Abstract

Abstract Background As the population ages, doctors are being challenged by the decision to offer intervention treatment in increasingly older and fragile patients. The comorbidity burden and performance status should be considered when making the decision. Purpose To assess the impact of optimal medical therapy (OMT) versus percutaneous coronary intervention (PCI) in non-ST elevation acute coronary syndrome (ACS) patients older than 80 years. Methods 182 patients older than 80 years old admitted to a single coronary care unit with a diagnosis of non-ST elevation ACS, who survived hospital stay were included. Clinical, laboratorial and echocardiographic data were evaluated. Two groups were created: Group A (OMT group) N=83; Group B (PCI group) N=99. The primary endpoint was long-term all-cause mortality. Kaplan-Meyer curves and Cox regression were conducted to evaluate the impact of OMT versus PCI on the primary endpoint. The mean time of follow-up was 37±29 months.
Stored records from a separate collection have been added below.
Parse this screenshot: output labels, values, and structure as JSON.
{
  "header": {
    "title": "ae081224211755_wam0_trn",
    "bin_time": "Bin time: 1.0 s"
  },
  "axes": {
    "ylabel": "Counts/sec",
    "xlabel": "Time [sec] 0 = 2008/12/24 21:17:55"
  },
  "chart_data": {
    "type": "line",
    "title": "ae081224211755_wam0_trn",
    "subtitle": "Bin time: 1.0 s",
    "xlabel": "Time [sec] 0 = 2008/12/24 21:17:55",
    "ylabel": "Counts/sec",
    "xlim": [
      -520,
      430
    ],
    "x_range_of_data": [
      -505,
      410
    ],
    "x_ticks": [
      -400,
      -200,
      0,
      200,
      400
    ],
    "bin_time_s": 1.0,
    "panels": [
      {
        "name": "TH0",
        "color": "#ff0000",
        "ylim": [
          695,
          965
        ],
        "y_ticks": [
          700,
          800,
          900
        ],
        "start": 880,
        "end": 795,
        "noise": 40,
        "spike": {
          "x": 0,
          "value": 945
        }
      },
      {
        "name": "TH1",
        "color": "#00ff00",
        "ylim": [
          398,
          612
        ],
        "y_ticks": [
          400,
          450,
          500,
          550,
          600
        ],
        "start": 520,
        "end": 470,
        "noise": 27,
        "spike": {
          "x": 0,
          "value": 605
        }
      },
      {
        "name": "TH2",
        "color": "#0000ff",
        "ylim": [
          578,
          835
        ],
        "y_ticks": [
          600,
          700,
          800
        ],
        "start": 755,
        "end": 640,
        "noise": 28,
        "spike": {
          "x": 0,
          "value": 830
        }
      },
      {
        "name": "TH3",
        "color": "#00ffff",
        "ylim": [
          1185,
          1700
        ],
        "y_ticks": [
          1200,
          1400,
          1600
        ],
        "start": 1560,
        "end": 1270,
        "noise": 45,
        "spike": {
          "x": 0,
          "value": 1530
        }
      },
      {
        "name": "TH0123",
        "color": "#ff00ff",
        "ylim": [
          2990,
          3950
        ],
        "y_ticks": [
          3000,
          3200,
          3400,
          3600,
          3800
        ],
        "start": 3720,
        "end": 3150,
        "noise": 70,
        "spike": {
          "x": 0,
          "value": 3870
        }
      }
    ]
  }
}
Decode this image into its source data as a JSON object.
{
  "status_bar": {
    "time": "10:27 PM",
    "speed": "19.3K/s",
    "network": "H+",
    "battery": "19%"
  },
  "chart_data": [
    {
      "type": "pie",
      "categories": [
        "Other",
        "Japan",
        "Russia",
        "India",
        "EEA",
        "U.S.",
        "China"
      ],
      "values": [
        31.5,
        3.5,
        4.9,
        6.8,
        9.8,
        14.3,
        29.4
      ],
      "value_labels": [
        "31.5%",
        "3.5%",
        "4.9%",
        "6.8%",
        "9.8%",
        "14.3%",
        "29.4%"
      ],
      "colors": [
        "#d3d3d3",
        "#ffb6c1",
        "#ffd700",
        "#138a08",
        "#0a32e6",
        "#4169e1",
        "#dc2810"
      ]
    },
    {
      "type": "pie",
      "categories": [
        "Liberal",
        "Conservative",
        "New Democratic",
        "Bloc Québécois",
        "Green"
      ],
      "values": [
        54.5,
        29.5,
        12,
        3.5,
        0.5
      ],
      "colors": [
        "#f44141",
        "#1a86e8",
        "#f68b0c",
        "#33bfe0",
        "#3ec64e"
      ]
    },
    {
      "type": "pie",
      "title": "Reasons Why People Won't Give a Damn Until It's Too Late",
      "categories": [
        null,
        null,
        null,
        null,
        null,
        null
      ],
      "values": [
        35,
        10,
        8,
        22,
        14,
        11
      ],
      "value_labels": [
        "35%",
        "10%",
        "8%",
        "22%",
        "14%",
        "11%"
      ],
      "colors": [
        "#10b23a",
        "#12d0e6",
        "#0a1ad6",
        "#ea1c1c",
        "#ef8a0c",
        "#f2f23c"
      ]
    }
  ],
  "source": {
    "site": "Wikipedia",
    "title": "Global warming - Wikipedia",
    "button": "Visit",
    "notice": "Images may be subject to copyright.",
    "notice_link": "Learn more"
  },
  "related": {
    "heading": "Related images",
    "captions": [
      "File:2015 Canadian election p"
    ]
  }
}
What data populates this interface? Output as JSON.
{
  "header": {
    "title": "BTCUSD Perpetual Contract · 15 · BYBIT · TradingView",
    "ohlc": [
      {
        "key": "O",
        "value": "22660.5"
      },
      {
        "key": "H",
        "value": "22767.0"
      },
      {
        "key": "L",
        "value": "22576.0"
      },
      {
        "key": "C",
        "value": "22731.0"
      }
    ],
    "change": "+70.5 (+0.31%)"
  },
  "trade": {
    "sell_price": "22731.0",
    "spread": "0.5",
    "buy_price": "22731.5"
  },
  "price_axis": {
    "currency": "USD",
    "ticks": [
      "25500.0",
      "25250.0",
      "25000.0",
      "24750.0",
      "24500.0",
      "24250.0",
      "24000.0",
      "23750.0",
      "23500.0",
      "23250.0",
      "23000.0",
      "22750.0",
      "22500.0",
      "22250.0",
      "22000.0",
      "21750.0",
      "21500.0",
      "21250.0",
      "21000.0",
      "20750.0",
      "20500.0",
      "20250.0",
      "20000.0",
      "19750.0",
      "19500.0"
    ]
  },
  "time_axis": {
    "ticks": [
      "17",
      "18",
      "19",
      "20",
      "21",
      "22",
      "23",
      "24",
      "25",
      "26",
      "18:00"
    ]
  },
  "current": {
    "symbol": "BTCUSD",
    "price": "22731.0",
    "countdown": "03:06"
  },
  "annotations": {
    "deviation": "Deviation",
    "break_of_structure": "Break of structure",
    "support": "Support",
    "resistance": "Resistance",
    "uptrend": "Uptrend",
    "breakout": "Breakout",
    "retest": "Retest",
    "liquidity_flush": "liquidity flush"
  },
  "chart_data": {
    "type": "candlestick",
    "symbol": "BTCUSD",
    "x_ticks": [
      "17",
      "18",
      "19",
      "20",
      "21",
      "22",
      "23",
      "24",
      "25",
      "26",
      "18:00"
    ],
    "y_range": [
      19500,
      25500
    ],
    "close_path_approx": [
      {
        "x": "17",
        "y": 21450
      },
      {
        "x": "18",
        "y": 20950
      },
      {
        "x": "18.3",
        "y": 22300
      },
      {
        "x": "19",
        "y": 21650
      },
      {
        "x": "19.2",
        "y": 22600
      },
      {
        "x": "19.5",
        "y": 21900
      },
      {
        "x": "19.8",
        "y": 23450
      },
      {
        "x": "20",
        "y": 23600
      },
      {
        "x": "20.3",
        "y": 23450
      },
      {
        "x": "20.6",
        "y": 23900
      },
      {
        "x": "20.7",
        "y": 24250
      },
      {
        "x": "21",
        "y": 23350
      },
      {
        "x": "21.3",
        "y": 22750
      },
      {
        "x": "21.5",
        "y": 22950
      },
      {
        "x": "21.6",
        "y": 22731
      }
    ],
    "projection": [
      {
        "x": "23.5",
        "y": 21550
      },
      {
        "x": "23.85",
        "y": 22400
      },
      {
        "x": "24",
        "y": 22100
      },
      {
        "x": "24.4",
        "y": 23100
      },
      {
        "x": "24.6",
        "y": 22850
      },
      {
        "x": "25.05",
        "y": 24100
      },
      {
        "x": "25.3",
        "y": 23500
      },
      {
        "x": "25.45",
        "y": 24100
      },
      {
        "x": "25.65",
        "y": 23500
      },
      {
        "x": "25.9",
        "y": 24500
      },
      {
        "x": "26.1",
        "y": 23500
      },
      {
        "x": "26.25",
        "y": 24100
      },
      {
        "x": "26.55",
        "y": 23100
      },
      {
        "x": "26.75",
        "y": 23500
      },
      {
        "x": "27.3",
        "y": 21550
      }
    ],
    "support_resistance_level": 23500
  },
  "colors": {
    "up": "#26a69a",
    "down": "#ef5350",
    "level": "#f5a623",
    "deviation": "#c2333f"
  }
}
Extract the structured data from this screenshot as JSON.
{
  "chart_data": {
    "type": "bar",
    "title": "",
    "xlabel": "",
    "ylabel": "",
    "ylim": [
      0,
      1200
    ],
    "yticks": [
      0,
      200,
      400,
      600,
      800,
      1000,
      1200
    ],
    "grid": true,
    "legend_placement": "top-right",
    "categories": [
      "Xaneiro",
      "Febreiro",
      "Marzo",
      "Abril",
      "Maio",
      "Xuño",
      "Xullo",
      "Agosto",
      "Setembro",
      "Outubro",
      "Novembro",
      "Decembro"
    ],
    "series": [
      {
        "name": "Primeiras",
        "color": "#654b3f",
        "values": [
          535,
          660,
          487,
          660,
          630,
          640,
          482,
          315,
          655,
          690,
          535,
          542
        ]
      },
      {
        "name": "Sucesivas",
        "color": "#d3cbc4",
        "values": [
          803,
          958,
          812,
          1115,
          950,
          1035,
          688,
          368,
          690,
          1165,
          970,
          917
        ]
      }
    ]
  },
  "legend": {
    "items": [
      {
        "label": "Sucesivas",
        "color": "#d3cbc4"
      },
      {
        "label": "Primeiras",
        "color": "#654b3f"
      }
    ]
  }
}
Results Groups were homogenous regarding gender, cardiovascular risk factors, heart failure diagnosis, left ventricular (LV) systolic function and peak troponin I. OMT group patients were older (85.1±3.7 vs 82.7±3.2 years old, P<0.01), had a higher prevalence of chronic kidney disease (CKD) (61.4% vs 46.5%, P<0.05), a lower haemoglobin (Hb) level (12.0±1.9 vs 12.6±1.7 g/dL, P<0.05) and were less likely to receive double antiplatelet therapy at discharge (80.8% vs 100%, P<0.001). 84 patients met the primary outcome. Kaplan-Meyer curves showed increased survival in the PCI group (36.5% vs 59.3%, Log Rank P<0.001 – Figure 1). Nevertheless, PCI was not associated with long-term mortality (HR 1.05, 95% CI 0.98–1.12) in a model adjusted for age, CKD, peak troponin, LV systolic function and Hb level. Only Hb (HR 0.81, 95% CI 0.73–0.93), peak troponin (HR 1.01, 95% CI 1.00–1.01) and LV function (slightly impaired [HR 1.89, 95% CI 1.03–3,48] and moderate/severely impaired [HR 1.96, 95% CI 1.14–3.36]) remained associated with the outcome. Conclusion Increased survival in older patients receiving PCI after a non-ST elevation ACS may be ascribed to the selection of patients with less comorbidities. This reinforces the idea it may be applied in well-fit patients regardless of age. In our elderly population, lower Hb level, peak troponin and impaired LV systolic function appear to be the main contributors to decreased survival, irrespective of intervention.